Durante 2511 dias realmente aprendemos o quanto a vida é curta. Passamos a entender “que a hora da morte é incerta, mas a morte é certa”. Falar em mais um dia também significa menos um dia. E mesmo compreendendo um pouco mais sobre a finitude da vida, passamos a nos sentir mais vivos. Ou que pelo menos estamos aproveitando melhor do que antes cada momento.

Sou grato pelo meu passado, do jeitinho que foi. Poderia ter sido melhor? Poderia, mas também poderia ter sido pior. Só que o que ele me trouxe nem minha melhor projeção de futuro poderia me trazer. E o que ele me trouxe? Entendimento. Passamos a entender que por mais complicações que temos, devemos focar nas coisas boas. Passamos a entender que cada dia é único e só ali podemos realmente viver.

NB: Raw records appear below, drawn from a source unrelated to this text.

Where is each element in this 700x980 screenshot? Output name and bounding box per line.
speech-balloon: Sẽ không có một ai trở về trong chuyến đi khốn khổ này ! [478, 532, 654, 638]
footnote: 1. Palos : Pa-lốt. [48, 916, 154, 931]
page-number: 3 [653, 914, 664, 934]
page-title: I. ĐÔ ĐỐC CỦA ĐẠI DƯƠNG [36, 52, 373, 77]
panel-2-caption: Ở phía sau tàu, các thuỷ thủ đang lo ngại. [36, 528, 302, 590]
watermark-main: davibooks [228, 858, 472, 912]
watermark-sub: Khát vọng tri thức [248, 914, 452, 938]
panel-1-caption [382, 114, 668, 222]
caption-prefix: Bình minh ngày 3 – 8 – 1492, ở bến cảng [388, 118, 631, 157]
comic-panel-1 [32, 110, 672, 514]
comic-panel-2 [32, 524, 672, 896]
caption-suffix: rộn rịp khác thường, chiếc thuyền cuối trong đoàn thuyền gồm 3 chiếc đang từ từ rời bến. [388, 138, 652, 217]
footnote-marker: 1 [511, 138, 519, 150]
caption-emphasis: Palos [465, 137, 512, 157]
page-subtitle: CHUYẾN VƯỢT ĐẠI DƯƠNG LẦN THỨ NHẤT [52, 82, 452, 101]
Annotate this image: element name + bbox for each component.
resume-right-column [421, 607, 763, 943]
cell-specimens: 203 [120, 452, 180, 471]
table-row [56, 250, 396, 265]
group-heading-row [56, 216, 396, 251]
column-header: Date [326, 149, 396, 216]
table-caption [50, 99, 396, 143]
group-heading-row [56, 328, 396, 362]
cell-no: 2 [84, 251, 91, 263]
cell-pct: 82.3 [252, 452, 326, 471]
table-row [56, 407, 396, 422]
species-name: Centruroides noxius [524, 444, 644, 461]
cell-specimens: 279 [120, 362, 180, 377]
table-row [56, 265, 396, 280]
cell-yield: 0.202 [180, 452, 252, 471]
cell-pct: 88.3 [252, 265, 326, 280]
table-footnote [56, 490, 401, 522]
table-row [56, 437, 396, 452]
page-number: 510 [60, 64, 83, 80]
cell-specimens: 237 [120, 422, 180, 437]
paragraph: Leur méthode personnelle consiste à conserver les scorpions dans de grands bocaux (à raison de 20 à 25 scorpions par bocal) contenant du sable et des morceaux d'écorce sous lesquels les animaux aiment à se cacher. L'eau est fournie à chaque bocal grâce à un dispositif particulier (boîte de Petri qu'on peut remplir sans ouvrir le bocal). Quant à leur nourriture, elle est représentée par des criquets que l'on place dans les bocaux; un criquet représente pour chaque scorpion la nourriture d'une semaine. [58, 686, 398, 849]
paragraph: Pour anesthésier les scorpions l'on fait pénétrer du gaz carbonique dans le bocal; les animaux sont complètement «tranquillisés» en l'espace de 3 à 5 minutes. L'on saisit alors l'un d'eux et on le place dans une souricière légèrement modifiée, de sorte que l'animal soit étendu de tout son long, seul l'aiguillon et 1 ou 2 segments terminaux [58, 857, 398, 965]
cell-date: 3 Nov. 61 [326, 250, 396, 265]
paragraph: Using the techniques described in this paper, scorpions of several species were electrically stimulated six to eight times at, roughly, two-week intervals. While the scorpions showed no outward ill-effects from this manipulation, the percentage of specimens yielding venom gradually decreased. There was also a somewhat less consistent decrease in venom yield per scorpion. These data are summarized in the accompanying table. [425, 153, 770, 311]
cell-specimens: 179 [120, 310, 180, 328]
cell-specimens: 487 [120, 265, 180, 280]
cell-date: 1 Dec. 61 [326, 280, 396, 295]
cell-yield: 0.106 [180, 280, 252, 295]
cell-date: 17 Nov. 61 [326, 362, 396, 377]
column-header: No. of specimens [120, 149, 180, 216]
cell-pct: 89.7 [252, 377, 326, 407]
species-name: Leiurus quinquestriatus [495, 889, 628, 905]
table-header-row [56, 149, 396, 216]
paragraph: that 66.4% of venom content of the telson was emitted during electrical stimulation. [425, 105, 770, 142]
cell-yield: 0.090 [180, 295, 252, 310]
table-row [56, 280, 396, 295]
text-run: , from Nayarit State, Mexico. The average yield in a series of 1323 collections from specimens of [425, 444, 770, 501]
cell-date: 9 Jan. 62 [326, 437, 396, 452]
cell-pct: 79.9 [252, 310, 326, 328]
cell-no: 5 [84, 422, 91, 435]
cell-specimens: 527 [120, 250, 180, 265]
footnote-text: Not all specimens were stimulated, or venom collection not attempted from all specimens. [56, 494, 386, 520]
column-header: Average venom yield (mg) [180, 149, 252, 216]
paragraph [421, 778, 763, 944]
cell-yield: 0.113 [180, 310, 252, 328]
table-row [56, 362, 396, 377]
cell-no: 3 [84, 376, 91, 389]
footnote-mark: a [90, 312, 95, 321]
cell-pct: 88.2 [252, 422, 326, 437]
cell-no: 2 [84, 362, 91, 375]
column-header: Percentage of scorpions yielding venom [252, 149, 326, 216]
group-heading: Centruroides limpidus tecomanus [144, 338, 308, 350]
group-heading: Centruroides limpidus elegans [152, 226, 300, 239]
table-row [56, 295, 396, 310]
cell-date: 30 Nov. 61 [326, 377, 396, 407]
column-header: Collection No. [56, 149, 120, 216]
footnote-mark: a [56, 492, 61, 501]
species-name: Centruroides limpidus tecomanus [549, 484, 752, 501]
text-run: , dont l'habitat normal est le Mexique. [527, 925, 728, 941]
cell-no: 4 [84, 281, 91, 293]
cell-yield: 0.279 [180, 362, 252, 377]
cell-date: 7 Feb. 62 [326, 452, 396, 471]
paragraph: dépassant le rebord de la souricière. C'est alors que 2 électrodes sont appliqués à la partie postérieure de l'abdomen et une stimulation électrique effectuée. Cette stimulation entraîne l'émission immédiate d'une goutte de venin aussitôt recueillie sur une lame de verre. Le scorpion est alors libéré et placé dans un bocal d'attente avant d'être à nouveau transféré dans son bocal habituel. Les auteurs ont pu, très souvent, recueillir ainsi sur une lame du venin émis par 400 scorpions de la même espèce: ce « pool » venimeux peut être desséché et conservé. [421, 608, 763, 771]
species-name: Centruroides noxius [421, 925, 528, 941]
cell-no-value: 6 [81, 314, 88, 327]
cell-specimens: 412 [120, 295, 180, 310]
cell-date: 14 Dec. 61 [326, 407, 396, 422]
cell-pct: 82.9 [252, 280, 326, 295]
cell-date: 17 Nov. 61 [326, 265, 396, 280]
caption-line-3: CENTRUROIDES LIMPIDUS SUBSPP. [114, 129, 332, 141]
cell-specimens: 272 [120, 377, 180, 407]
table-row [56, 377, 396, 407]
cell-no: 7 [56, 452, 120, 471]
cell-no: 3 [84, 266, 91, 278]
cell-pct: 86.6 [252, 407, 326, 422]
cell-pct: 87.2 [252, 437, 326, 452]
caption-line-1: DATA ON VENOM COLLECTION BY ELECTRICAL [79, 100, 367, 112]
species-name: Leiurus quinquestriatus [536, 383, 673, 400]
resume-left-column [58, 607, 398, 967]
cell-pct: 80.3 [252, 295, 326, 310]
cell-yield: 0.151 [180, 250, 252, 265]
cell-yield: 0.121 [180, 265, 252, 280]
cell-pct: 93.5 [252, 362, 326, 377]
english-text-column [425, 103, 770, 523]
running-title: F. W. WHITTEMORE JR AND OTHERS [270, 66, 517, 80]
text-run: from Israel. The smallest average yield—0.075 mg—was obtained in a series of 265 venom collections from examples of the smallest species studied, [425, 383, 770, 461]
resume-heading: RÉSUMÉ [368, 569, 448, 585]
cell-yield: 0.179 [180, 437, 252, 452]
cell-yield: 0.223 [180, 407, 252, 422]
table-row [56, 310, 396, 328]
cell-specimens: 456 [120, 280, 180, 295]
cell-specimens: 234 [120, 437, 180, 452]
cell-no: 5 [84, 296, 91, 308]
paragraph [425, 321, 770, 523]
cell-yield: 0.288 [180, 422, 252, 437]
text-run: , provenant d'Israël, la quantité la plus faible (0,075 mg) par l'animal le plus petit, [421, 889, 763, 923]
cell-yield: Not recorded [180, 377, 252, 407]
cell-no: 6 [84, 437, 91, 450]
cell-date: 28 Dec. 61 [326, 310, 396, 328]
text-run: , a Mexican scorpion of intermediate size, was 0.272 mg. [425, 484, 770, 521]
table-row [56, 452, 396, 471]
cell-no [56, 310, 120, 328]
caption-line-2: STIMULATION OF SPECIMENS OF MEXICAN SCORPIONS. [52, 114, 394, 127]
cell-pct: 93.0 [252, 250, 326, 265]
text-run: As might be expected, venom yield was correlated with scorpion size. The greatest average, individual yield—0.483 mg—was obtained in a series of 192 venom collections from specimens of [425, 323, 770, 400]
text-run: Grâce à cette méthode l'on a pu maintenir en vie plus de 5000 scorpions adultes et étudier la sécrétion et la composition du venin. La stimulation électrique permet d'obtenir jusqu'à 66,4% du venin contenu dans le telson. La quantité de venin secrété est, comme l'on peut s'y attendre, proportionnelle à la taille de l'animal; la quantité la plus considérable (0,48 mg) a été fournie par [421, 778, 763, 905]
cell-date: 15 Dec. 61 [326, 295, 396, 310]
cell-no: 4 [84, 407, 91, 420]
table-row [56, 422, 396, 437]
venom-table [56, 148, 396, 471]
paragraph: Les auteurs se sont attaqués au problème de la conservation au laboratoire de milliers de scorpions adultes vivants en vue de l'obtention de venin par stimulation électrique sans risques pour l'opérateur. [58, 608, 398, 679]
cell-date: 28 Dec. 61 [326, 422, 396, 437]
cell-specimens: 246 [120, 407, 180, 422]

Dizem que o amanhã só pertence a Deus. Então levei ao pé da letra “aceita que dói menos”. E aceitar as coisas como elas são não necessariamente significa desistir. Talvez aceitar seja o melhor presente para aprender a viver o presente, a melhor forma de entender o presente. Não é que a gente perca as esperanças no amanhã. Passamos a não precisar mais de esperanças, porque entendemos que o presente é bom e mais que necessário para sermos felizes. Afinal, “o extraordinário é demais”…

Obrigado pelo melhor presente que eu poderia ter, mais um dia… (sem revisão)

“Onde você estiver, é exatamente onde você deveria estar. Onde quer que você esteja, se você puder simplesmente aceitar isso, o inferno desaparece, porque o inferno em si só pode perdurar através de sua rejeição a ele. Aceitando-o, o inferno desaparece e surge o paraíso.”